As you want faster compression with less regards to compression ratio, using bzip2
, you seem to want the -1
(or --fast
) option.
Setting bzip2
block size when using tar
You can set bzip2
block size when using tar
in a couple of ways.
The UNlX way
My favorite way, the UNlX way, is one where you use every tool independently, and combine them through pipes.
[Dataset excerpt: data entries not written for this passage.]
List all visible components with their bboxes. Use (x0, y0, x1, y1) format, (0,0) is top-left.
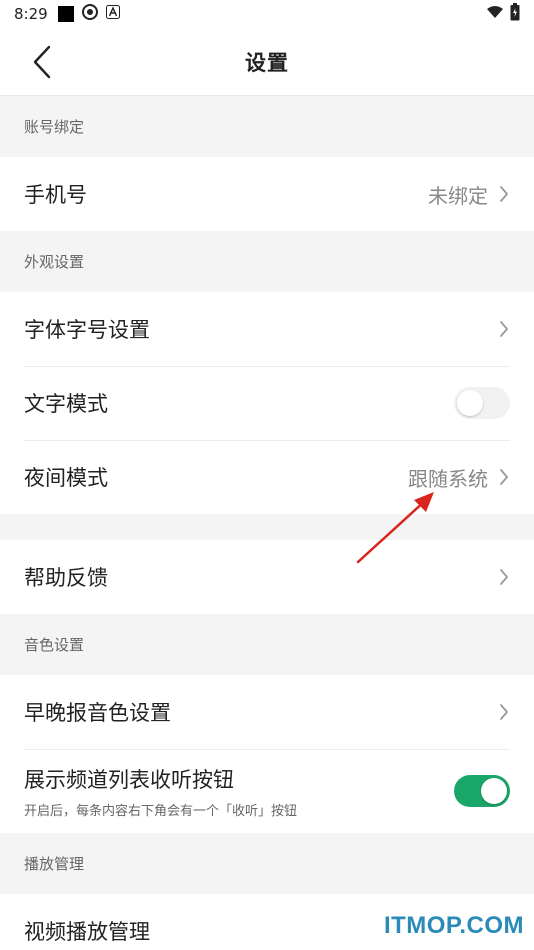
app-header: 设置 (0, 28, 534, 96)
wifi-icon (486, 5, 504, 23)
font-setting-row[interactable]: 字体字号设置 (0, 292, 534, 366)
section-header-appearance: 外观设置 (24, 253, 85, 271)
listen-button-text: 展示频道列表收听按钮 开启后，每条内容右下角会有一个「收听」按钮 (24, 764, 297, 819)
section-header-playback: 播放管理 (24, 855, 85, 873)
appearance-card: 字体字号设置 文字模式 夜间模式 跟随系统 (0, 292, 534, 514)
chevron-right-icon (500, 569, 508, 585)
font-setting-label: 字体字号设置 (24, 318, 150, 342)
voice-setting-label: 早晚报音色设置 (24, 701, 171, 725)
chevron-right-icon (500, 469, 508, 485)
listen-button-subtitle: 开启后，每条内容右下角会有一个「收听」按钮 (24, 803, 298, 819)
watermark: ITMOP.COM (383, 912, 524, 939)
listen-button-row: 展示频道列表收听按钮 开启后，每条内容右下角会有一个「收听」按钮 (0, 749, 534, 833)
chevron-right-icon (500, 321, 508, 337)
phone-row[interactable]: 手机号 未绑定 (0, 157, 534, 231)
night-mode-label: 夜间模式 (24, 466, 108, 490)
a-badge-icon (105, 5, 120, 23)
night-mode-value: 跟随系统 (408, 466, 488, 491)
status-time: 8:29 (14, 5, 48, 23)
toggle-knob (457, 390, 483, 416)
page-title: 设置 (245, 50, 289, 75)
chevron-right-icon (500, 704, 508, 720)
listen-button-label: 展示频道列表收听按钮 (24, 767, 234, 792)
text-mode-label: 文字模式 (24, 392, 108, 416)
help-feedback-label: 帮助反馈 (24, 566, 108, 590)
chevron-left-icon (33, 45, 51, 79)
status-bar: 8:29 (0, 0, 534, 28)
chevron-right-icon (500, 186, 508, 202)
battery-icon (510, 3, 520, 25)
section-header-account: 账号绑定 (24, 118, 85, 136)
voice-card: 早晚报音色设置 展示频道列表收听按钮 开启后，每条内容右下角会有一个「收听」按钮 (0, 675, 534, 833)
phone-label: 手机号 (24, 183, 87, 207)
text-mode-row: 文字模式 (0, 366, 534, 440)
help-feedback-row[interactable]: 帮助反馈 (0, 540, 534, 614)
phone-value: 未绑定 (428, 183, 488, 208)
voice-setting-row[interactable]: 早晚报音色设置 (0, 675, 534, 749)
aperture-icon (81, 4, 98, 24)
text-mode-toggle[interactable] (454, 387, 510, 419)
night-mode-row[interactable]: 夜间模式 跟随系统 (0, 440, 534, 514)
account-card: 手机号 未绑定 (0, 157, 534, 231)
back-button[interactable] (24, 42, 60, 82)
section-header-voice: 音色设置 (24, 636, 85, 654)
listen-button-toggle[interactable] (454, 775, 510, 807)
toggle-knob (481, 778, 507, 804)
app-square-icon (57, 6, 74, 22)
video-playback-label: 视频播放管理 (24, 920, 150, 944)
help-card: 帮助反馈 (0, 540, 534, 614)
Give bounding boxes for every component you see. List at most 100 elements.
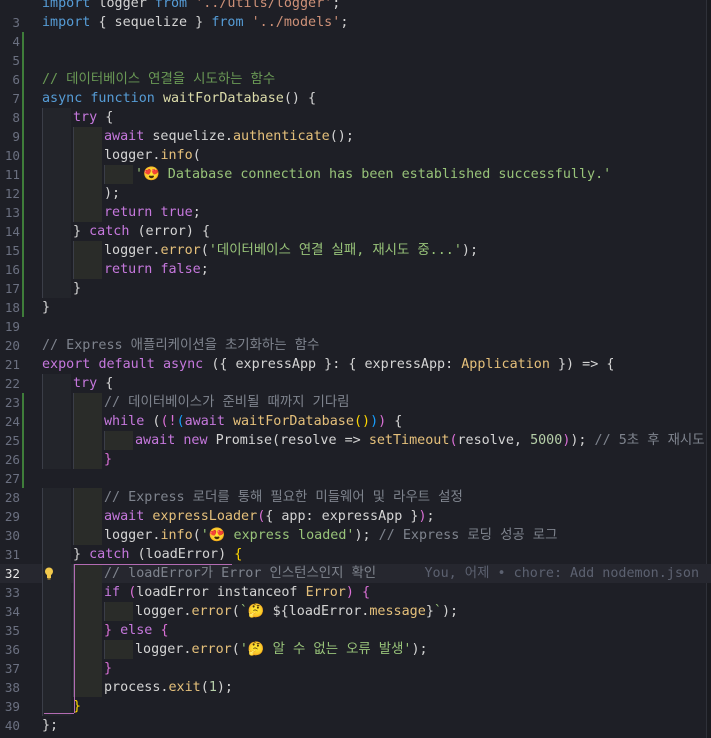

$ tar --create [FILE...] | bzip2 -1 > [ARCHIVE].tar.bz2
You can read that as "create .tar with tar
-> bzip it with bzip2
-> write it to [ARCHIVE].tar.bz2
".
Environment variable
It is also possible to set bzip2
options through the environment variable BZIP2
. From the manual page bzip2(1)
:
bzip2 will read arguments from the environment variables BZIP2 and BZIP,
in that order, and will process them before any arguments read from the
command line. This gives a convenient way to supply default arguments.
So to use that with tar
, you could for example do:
$ BZIP2=-1 tar --create --bzip2 --file [ARCHIVE].tar.bz2 [FILE...]
Faster alternatives
bzip2
uses a slow compression algorithm. If you are concerned about speed, you could investigate alternative algorithms, such as those used by gzip
or lzop
. Here is a nice article comparing compression tools: https://aliver.wordpress.com/2010/06/22/huge-unix-file-compresser-shootout-with-tons-of-datagraphs/
Solution 4:
Send the tar
output to stdout
and then pipe it through bzip2
separately:
% tar cvf - _file_ | bzip2 _opts_ > output.tar.bz2